Sunday 13th February 2011 ko 13.30
FORTUNA DÜSSELDORF 3 (Beister 45 Langeneke 52 64p)
FC INGOLSTADT 1 (Leitl 49p)
In a sense this piece completes the triptych of my first independent groundhopping trip that started at Cambuur Leeuwarden and took in Spakenburg before hopping over the border to Düsseldorf to finish our weekend. As I said previously I knew nothing of how to groundhop abroad, so as we headed east I wondered how we’d finish our weekend. We crossed from the Netherlands to Germany and immediately spotted a police car checking number plates ( a portent of a future trip to Banik Most?). I marvelled at how close Düsseldorf is to the border and how I was completely unable to get the theme to “Auf Wiedersehen Pet” out of my head.
It should be noted that the first series of the TV show was set in Düsseldorf but mostly filmed in Borehamwood (now the Eastenders set) and in Hamburg which is why nothing of what I saw here was remotely recognisable to me! What was on show was a new ground built on the site of the old Rheinstadion that had only been opened four year’s previously. Yet as squeaky clean as it all was there were no end of things to learn.
Firstly though there was an oddity. Between the car park and the turnstiles there was a massive scaffolding construction being erected. This was the year Germany hosted the Eurovision Song Contest and the May date clashed with several Fortuna home games as time was needed to convert the stadium into an indoor concert venue. The construction was the start of adding a temporary additional 20,000 capacity to the adjacent ground normally used by Fortuna’s reserve and youth sides to allow it to host first team games. I’m sure no end of German hoppers were ready to make a beeline for it.
But back to the main stadium and one thing Eurovision did manage to do was give the place a non-sponsored name- the Düsseldorf Arena.
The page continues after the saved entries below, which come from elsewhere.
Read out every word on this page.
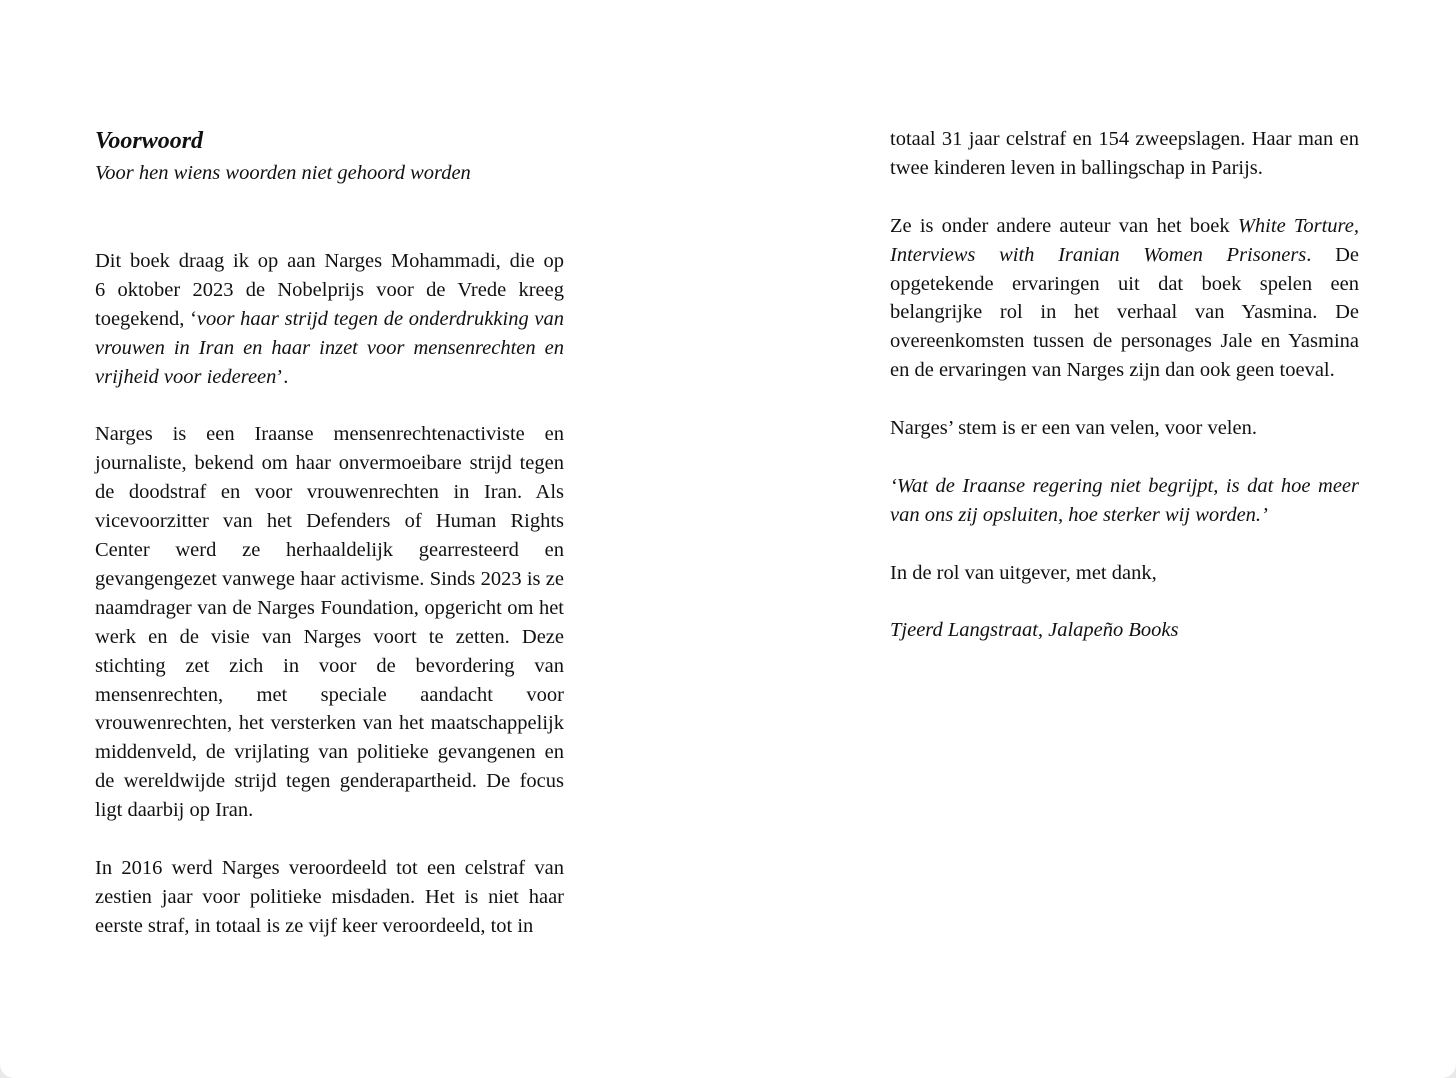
Voorwoord

Voor hen wiens woorden niet gehoord worden

Dit boek draag ik op aan Narges Mohammadi, die op 6 oktober 2023 de Nobelprijs voor de Vrede kreeg toegekend, ‘voor haar strijd tegen de onderdrukking van vrouwen in Iran en haar inzet voor mensenrechten en vrijheid voor iedereen’.

Narges is een Iraanse mensenrechtenactiviste en journaliste, bekend om haar onvermoeibare strijd tegen de doodstraf en voor vrouwenrechten in Iran. Als vicevoorzitter van het Defenders of Human Rights Center werd ze herhaaldelijk gearresteerd en gevangengezet vanwege haar activisme. Sinds 2023 is ze naamdrager van de Narges Foundation, opgericht om het werk en de visie van Narges voort te zetten. Deze stichting zet zich in voor de bevordering van mensenrechten, met speciale aandacht voor vrouwenrechten, het versterken van het maatschappelijk middenveld, de vrijlating van politieke gevangenen en de wereldwijde strijd tegen genderapartheid. De focus ligt daarbij op Iran.

In 2016 werd Narges veroordeeld tot een celstraf van zestien jaar voor politieke misdaden. Het is niet haar eerste straf, in totaal is ze vijf keer veroordeeld, tot in

totaal 31 jaar celstraf en 154 zweepslagen. Haar man en twee kinderen leven in ballingschap in Parijs.

Ze is onder andere auteur van het boek White Torture, Interviews with Iranian Women Prisoners. De opgetekende ervaringen uit dat boek spelen een belangrijke rol in het verhaal van Yasmina. De overeenkomsten tussen de personages Jale en Yasmina en de ervaringen van Narges zijn dan ook geen toeval.

Narges’ stem is er een van velen, voor velen.

‘Wat de Iraanse regering niet begrijpt, is dat hoe meer van ons zij opsluiten, hoe sterker wij worden.’

In de rol van uitgever, met dank,

Tjeerd Langstraat, Jalapeño Books
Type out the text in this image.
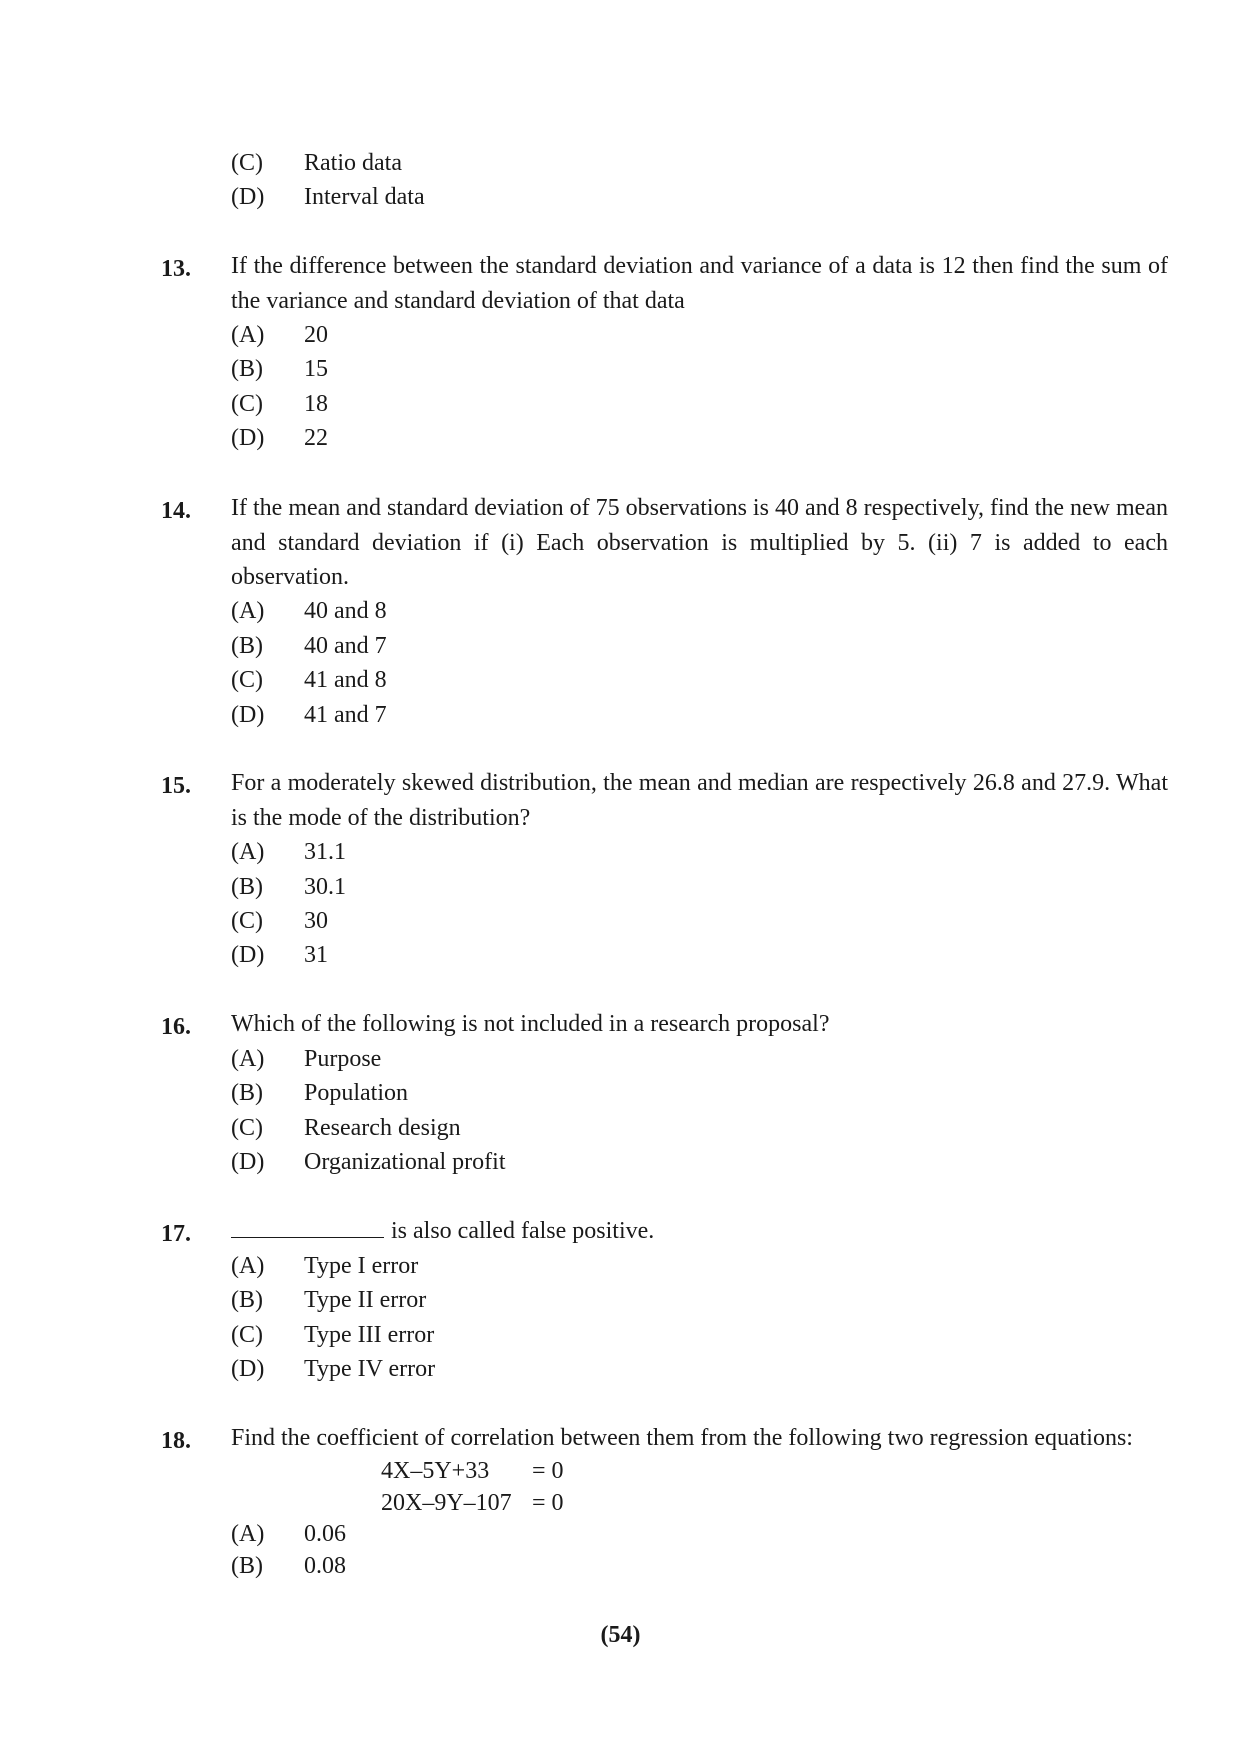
(C) Ratio data
(D) Interval data
13. If the difference between the standard deviation and variance of a data is 12 then find the sum of the variance and standard deviation of that data
(A) 20
(B) 15
(C) 18
(D) 22
14. If the mean and standard deviation of 75 observations is 40 and 8 respectively, find the new mean and standard deviation if (i) Each observation is multiplied by 5. (ii) 7 is added to each observation.
(A) 40 and 8
(B) 40 and 7
(C) 41 and 8
(D) 41 and 7
15. For a moderately skewed distribution, the mean and median are respectively 26.8 and 27.9. What is the mode of the distribution?
(A) 31.1
(B) 30.1
(C) 30
(D) 31
16. Which of the following is not included in a research proposal?
(A) Purpose
(B) Population
(C) Research design
(D) Organizational profit
17.	is also called false positive.
(A) Type I error
(B) Type II error
(C) Type III error
(D) Type IV error
18. Find the coefficient of correlation between them from the following two regression equations:
4X–5Y+33 = 0
20X–9Y–107 = 0
(A) 0.06
(B) 0.08
(54)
As perhaps you’d expect from a new stadium access was straightforward, and I do remember smiling at how the architects had managed to literally square the circle of an oval stadium and an oblong fascia. The roof fully closed and there’s climate control once the place has become an indoor arena too.
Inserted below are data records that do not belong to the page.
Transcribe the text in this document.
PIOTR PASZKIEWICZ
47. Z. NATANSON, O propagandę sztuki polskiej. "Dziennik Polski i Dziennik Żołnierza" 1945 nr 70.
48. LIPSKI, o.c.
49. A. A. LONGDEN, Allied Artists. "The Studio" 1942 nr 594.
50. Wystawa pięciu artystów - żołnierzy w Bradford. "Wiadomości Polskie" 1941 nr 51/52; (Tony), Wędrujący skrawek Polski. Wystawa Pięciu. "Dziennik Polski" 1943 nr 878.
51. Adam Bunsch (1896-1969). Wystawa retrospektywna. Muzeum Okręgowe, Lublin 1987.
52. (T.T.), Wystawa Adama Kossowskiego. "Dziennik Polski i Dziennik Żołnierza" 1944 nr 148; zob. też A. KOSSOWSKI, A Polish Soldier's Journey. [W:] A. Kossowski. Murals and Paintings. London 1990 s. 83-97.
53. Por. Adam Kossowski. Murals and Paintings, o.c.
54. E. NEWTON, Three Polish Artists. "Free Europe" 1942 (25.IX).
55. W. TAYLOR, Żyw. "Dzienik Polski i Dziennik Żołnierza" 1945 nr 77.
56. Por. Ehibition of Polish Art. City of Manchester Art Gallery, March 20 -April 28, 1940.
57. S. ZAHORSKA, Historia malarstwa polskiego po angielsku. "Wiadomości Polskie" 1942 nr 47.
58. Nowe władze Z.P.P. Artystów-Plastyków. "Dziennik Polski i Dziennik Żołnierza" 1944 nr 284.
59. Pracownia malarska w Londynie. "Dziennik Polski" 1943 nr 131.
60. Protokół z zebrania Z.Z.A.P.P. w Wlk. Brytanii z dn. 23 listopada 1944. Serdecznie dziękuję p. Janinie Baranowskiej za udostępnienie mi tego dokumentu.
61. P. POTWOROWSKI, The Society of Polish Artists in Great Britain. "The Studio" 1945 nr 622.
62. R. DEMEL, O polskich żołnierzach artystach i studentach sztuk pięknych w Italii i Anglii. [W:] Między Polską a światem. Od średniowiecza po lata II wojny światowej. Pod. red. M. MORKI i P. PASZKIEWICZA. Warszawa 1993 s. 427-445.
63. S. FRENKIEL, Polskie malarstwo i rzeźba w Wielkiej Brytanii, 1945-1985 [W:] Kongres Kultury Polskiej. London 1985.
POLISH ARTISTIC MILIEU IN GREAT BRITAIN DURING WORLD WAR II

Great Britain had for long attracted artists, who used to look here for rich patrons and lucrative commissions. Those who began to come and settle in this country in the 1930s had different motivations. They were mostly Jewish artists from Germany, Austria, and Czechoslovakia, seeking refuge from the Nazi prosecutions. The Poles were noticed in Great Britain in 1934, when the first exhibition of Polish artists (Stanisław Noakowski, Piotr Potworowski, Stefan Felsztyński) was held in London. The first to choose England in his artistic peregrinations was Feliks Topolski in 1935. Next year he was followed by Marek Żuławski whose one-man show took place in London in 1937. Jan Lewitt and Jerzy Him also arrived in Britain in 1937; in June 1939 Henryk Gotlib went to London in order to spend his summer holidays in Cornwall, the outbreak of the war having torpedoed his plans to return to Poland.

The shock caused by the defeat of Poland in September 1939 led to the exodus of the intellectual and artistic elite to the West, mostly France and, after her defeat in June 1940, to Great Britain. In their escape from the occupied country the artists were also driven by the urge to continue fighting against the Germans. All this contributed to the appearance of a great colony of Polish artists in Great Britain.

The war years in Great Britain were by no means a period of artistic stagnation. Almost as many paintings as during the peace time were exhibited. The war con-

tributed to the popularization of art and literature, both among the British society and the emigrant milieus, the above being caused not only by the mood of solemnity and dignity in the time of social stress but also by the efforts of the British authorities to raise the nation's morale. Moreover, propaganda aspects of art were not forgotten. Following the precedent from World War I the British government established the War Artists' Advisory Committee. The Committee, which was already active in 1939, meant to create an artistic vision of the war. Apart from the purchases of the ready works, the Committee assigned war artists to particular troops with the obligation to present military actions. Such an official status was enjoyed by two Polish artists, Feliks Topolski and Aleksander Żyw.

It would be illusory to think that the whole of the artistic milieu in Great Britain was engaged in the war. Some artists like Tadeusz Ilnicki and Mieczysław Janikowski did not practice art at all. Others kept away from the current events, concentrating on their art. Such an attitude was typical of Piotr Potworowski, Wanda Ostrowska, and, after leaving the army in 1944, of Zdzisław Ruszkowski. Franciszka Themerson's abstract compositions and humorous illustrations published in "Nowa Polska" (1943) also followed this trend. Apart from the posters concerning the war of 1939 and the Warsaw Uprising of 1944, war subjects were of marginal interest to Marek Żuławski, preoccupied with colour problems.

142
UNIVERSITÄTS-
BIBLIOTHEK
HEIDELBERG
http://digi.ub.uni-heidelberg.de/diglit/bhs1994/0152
But there was plenty to learn here, other than that German bratwurst hot dogs are a must purchase, and that German beer is chemical free and I wasn’t driving. That beer did involve another lesson too. The plastic 500ml glasses all have €1 deposit on them which is why there was none littering the terraces after the game. Mine had long since been squirrelled away deep in my bag, and was used on the road for much of the next decade because a pint glass in a hotel room is usually handy! I reckon one way or another I got my €1’s worth!
With a capacity of 54,600 including 9,917 standing the stadium was clearly designed for far more than German second division football matches. The speckle pattern on the seats was clearly a design feature to make empty sections look occupied. The American Football team Rhein Fire played NFL Europe games here from 2005-7. Those speckles weren’t needed though when Wladimir Klitschko was fighting. The locally based Ukranian’s best known fight (to British eyes anyway) was when he lost the World Heavyweight championship here to Tyson Fury in 2015..
This didn’t seem quite such a clash of the heavyweights but a good touch was Fortuna playing a short section of the song “Strom” by punk band Die Toten Hosen every time they scored. The band are massive Fortuna fans and have sponsored the club in the past.
We got to hear that song 3 times as Fortuna won, and won well. We departed and were treated to a remarkable slice of Teutonic efficiency. We’d worried about how quickly we’d clear the car park as we’d got a Eurotunnel shuttle booked at Calais at 8. I’m no aficionado of car parks but this was organised in such a way that every line of parked cars filtered into an arterial road, and we were out of the stadium’s environs less than 20 minutes after the final whistle. I compared it with trying to exit Oxford United’s Kassam Stadium when there’s a 9,000 plus crowd- very favourably! We ended up sneaking on to the 7.30pm shuttle!
So what happened next? Fortuna managed a one-season stint in the main Bundesliga in 2012-13 and were promoted back there in 2018. They’ve just been relegated back to the 2 Bundesliga this season just finished. I suspect I’ll always keep an eye out for their results – it was my first German ground after all, but I do need to lay my hands on another plastic pint glass; it was handy. You could even say I was living alright!